Does the Lie-Trotter product formula generalize to more than two matrices? I.e.,
$e^{A+B+C} = \lim_{k \to \infty} \left( e^{\frac{A}k} e^{\frac{B}k} e^{\frac{C}k} \right)^k$ ?
Does the Lie-Trotter product formula generalize to more than two matrices?
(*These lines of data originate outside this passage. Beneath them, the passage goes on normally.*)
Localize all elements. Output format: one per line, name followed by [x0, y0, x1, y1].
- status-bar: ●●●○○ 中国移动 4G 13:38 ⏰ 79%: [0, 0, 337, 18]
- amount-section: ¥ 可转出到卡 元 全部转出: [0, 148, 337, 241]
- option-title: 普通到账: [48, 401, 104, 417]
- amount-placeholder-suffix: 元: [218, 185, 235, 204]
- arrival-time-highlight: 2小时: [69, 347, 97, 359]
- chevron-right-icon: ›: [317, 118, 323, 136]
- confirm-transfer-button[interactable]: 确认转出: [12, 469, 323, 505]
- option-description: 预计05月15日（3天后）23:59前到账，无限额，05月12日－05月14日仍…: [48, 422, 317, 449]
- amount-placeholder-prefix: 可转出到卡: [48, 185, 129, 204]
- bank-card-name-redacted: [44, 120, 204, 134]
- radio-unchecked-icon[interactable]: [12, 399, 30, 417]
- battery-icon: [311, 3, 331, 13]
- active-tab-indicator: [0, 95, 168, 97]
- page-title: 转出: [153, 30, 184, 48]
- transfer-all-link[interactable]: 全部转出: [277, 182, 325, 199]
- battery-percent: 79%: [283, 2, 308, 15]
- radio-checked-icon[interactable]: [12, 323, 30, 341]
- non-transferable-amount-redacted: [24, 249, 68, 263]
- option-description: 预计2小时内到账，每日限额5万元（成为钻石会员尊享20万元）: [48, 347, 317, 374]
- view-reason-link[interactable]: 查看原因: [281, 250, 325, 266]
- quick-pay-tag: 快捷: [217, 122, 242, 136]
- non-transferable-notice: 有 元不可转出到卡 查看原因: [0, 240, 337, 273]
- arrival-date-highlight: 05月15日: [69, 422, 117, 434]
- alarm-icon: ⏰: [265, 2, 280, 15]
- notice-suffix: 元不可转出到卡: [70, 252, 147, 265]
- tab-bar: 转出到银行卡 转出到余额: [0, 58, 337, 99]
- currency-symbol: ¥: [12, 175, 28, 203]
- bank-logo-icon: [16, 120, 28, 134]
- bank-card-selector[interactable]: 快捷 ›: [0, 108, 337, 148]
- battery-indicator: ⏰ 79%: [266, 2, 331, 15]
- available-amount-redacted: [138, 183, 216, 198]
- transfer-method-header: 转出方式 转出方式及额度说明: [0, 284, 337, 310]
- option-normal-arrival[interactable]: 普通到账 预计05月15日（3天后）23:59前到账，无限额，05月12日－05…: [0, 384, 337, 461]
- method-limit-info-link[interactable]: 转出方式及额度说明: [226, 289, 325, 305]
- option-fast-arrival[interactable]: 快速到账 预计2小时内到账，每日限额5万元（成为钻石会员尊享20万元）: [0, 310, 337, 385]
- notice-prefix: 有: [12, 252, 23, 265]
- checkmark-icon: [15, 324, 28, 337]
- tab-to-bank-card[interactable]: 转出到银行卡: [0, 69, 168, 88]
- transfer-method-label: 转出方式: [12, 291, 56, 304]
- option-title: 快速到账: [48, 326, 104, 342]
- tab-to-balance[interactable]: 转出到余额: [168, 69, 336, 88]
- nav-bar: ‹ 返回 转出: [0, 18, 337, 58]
I.e.,
$e^{A+B+C} = \lim_{k \to \infty} \left( e^{\frac{A}k} e^{\frac{B}k} e^{\frac{C}k} \right)^k$ ?
The proof is from Theorem 2.11, Lie groups, Lie algebras, and representations, by Hall, 2015.
Proof: $e^{A/n}e^{B/n}=I+(A+B)/n+O(1/n^2)$, so $D_n:=\log(e^{A/n}e^{B/n})=(A+B)/n+O(1/n^2)$. Then $e^{A/n}e^{B/n}e^{C/n}=e^{D_n}e^{C/n}=e^{D_n+C/n+O(1/n^2)}$. Therefore, $(e^{A/n}e^{B/n}e^{C/n})^n=e^{nD_n+C+O(1/n)}=e^{A+B+C+O(1/n)}$.